4-Davalı vekili 2. Cevap dilekçesinde özetle; Davaya cevap dilekçelerindeki hususları aynen tekrar ettiklerini, alacağın temlikine dair bildirimin alındığına ve o tarih itibariyle faturaların gerçek olduğuna ve vadesi henüz gelmemiş bir alacak bulunduğuna yönelik sıradan bir beyanı davacı tarafın bağımsız bir borç taahhüdü olarak nitelemesinin anlaşılamadığını, bankanın antetli kağıdına önceden banka tarafından yazılan matbu içerikli bir beyana müvekkili davalı şirketin ilgili departmanındaki çalışanlarca imza atıldığını, vadesi ileride gelecek olan bir fatura alacağı için teyit yazısının alındığı tarihte haciz yada rehin bulunmadığına dair beyanın bağımsız bir borç taahhüdü olarak yorumlanamayacağını, davalı … şirketinin, temlik edene karşı ileri sürebileceği tüm savunma ve iddiaları, devralana karşı da ileri sürme hakkına sahip olduğunu, mahsup hakkının da sözleşmedeki açık hükümden ve yasadan kaynaklandığını, temlik alanı da bağladığını, Kaldı ki teyit yazısı ile vade tarihi arasında alacağa haciz gelmesi, rehin uygulanması ve alacak ile borcun mahsubunun yapılmasına hiçbir yasal engel bulunmadığını, tacir olan davacı bankanın bunu bilmesi gerektiğini, müvekkili …’ nin dava dışı temlik eden firma ile danışıklı işlem yapması için hiçbir makul sebep bulunmadığını, davalı müvekkili şirket ile dava dışı temlik eden firma arasında yıllardan beri süregelen nakliye sözleşmelerinin mevcut olduğunu, son olarak sözleşmenin 01.03.2013-01.03.2015 dönemi için yenilendiğini, bunun davadan sonar imzalanmış bir sözleşme olmadığını, dava dışı firmanın ekonomik krize girip taşıma işini yerine getiremediği andan itibaren taşıma işinin sözleşmenin açık hükmüne istinaden başka firmalara yaptırılıp fiyat farkının temlik eden firmaya yansıtıldığını, bu kapsamda temlik eden firmanın müvekkili şirkete oluşan borç tutarının 4.278.425,58 TL’ye ulaştığını, yansıtma faturalarının tümünün müvekkili şirket kayıtlarında yer aldığını, Diğer taraftan, davalı yanın alacak temlik bildirimini aldığına dair beyanından sonar dava dışı şirkete kredi açtığına dair davacı beyanının gerçek olmadığını, bunun davacı yanın bizzat dosyaya sunduğu 07.03.2013 tarihli kredi sözleşmesinin tarihinden belli olduğunu, davacı tarafın kendi kusurunu müvekkili şirkete yüklemeye çalıştığını belirterek davanın reddini talep etmiştir.
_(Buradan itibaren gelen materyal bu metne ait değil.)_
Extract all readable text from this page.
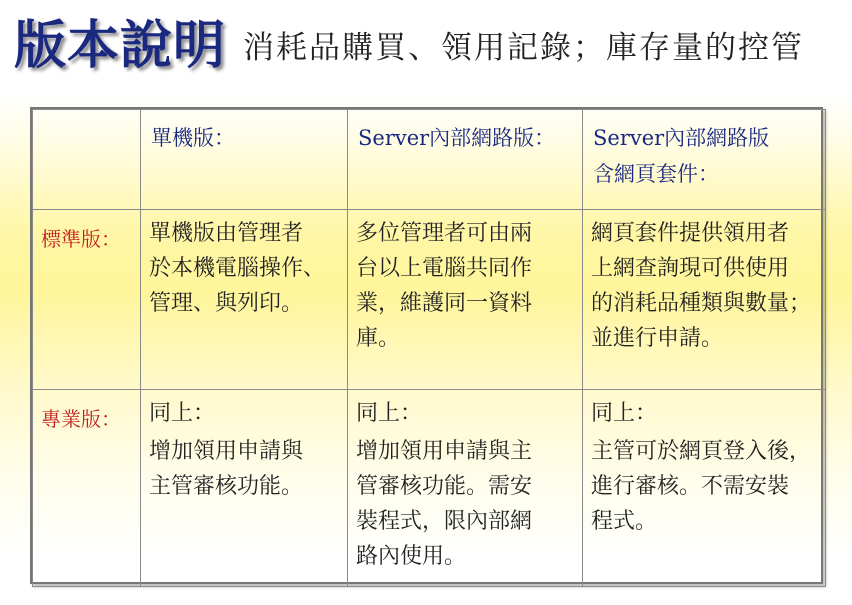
版本說明 消耗品購買、領用記錄；庫存量的控管

	單機版：	Server內部網路版：	Server內部網路版
含網頁套件：

標準版：	單機版由管理者
於本機電腦操作、
管理、與列印。	多位管理者可由兩
台以上電腦共同作
業，維護同一資料
庫。	網頁套件提供領用者
上網查詢現可供使用
的消耗品種類與數量；
並進行申請。

專業版：	同上：
增加領用申請與
主管審核功能。	同上：
增加領用申請與主
管審核功能。需安
裝程式，限內部網
路內使用。	同上：
主管可於網頁登入後，
進行審核。不需安裝
程式。
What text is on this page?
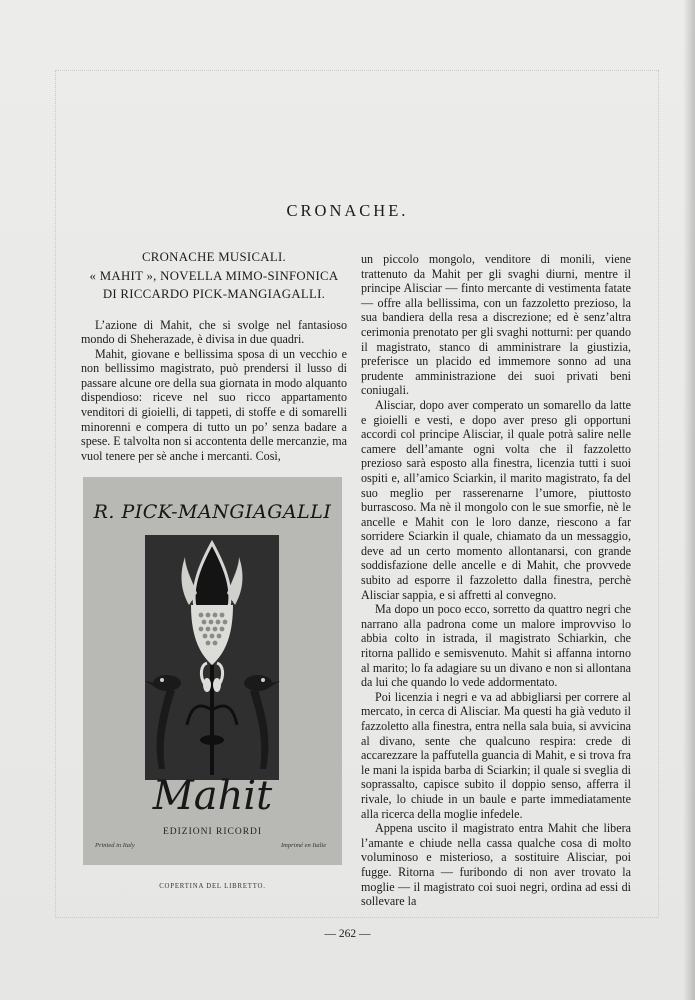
CRONACHE.
CRONACHE MUSICALI.
« MAHIT », NOVELLA MIMO-SINFONICA
DI RICCARDO PICK-MANGIAGALLI.

L’azione di Mahit, che si svolge nel fantasioso mondo di Sheherazade, è divisa in due quadri.

Mahit, giovane e bellissima sposa di un vecchio e non bellissimo magistrato, può prendersi il lusso di passare alcune ore della sua giornata in modo alquanto dispendioso: riceve nel suo ricco appartamento venditori di gioielli, di tappeti, di stoffe e di somarelli minorenni e compera di tutto un po’ senza badare a spese. E talvolta non si accontenta delle mercanzie, ma vuol tenere per sè anche i mercanti. Così,

R. PICK-MANGIAGALLI
Mahit
EDIZIONI RICORDI
Printed in Italy	Imprimé en Italie
COPERTINA DEL LIBRETTO.

un piccolo mongolo, venditore di monili, viene trattenuto da Mahit per gli svaghi diurni, mentre il principe Alisciar — finto mercante di vestimenta fatate — offre alla bellissima, con un fazzoletto prezioso, la sua bandiera della resa a discrezione; ed è senz’altra cerimonia prenotato per gli svaghi notturni: per quando il magistrato, stanco di amministrare la giustizia, preferisce un placido ed immemore sonno ad una prudente amministrazione dei suoi privati beni coniugali.

Alisciar, dopo aver comperato un somarello da latte e gioielli e vesti, e dopo aver preso gli opportuni accordi col principe Alisciar, il quale potrà salire nelle camere dell’amante ogni volta che il fazzoletto prezioso sarà esposto alla finestra, licenzia tutti i suoi ospiti e, all’amico Sciarkin, il marito magistrato, fa del suo meglio per rasserenarne l’umore, piuttosto burrascoso. Ma nè il mongolo con le sue smorfie, nè le ancelle e Mahit con le loro danze, riescono a far sorridere Sciarkin il quale, chiamato da un messaggio, deve ad un certo momento allontanarsi, con grande soddisfazione delle ancelle e di Mahit, che provvede subito ad esporre il fazzoletto dalla finestra, perchè Alisciar sappia, e si affretti al convegno.

Ma dopo un poco ecco, sorretto da quattro negri che narrano alla padrona come un malore improvviso lo abbia colto in istrada, il magistrato Schiarkin, che ritorna pallido e semisvenuto. Mahit si affanna intorno al marito; lo fa adagiare su un divano e non si allontana da lui che quando lo vede addormentato.

Poi licenzia i negri e va ad abbigliarsi per correre al mercato, in cerca di Alisciar. Ma questi ha già veduto il fazzoletto alla finestra, entra nella sala buia, si avvicina al divano, sente che qualcuno respira: crede di accarezzare la paffutella guancia di Mahit, e si trova fra le mani la ispida barba di Sciarkin; il quale si sveglia di soprassalto, capisce subito il doppio senso, afferra il rivale, lo chiude in un baule e parte immediatamente alla ricerca della moglie infedele.

Appena uscito il magistrato entra Mahit che libera l’amante e chiude nella cassa qualche cosa di molto voluminoso e misterioso, a sostituire Alisciar, poi fugge. Ritorna — furibondo di non aver trovato la moglie — il magistrato coi suoi negri, ordina ad essi di sollevare la

— 262 —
5-Dava; davacı, dava dışı şirketten temlik aldığı fatura alacaklarının davalıdan tahsili talebine ilişkindir.
6-Taraf vekillerince davaya ilişkin delilleri belge ve dayanakları ile birlikte dosyaya sunulmuştur.
7-Taraf iddialarının yerindeliğinin denetlenmesi açısından Mahkememizce verilen ara kararı gereğince dosya bilirkişiye tevdii edilmiş olup dosyaya ibraz edilen bilirkişi raporunda; Davalı yanın, temlik sözleşmelerine rağmen, temlik konusu alacak tutarından, temlik edenin sorumluluğunda olan bir kısım borçların mahsubundan sonra kalan borcu ödeme hakkının bulunduğu savunmasının hukuki niteleme ve takdirinin Mahkemeye ait olduğu, Bu yönde yapılacak değerlendirme sonucunda, Mahkemece davacıya ödenen temlik bedelleri dışındaki diğer temlik alacaklannın da ödenmesi gerektiği değerlendirmesi yapıldığı takdirde, davacının dava konusu temlik bedellerinin mahsup edileceği tutardan daha fazla alacağı bulunduğundan, dava tarihi itibarıyla 1.022.725,51 TL temlik bedeli daha talep etme hakkının bulunduğu, ancak dava dilekçesi ile tespitlerimizden daha az olmak üzere 902.018,99 TL asıl alacak talep ettiğinden talebiyle bağlı olduğu, Temlik sözleşmelerine göre davalının ödemeleri en geç 21.08.2014 tarihinde yapması gerekirken 202.053,35 TL’lik ödemeyi 05.09.2014 tarihinde yapmış olmakla istenebilecek avans faizi tutarının davacı talebiyle uyumlu olarak 975,66 TL şeklinde hesaplanmış olduğu, Davacı talebinin yerinde görülmesi halinde, temlik sözleşmeleri gereği ödemelerin en geç 21.08.2014 de yapılması gerektiğinden talep gibi 902.018,99 TL asıl alacağa, 21.08.2014 tarihinden itibaren avans faizi istenilmesinin mümkün olduğu sonuç ve kanaatine varıldığı bildirilmiştir.
8-Bilirkişi raporu taraflara tebliğ edilmiş, taraf vekillerince rapora karşı beyan ve itirazlar dosyaya sunulmuştur.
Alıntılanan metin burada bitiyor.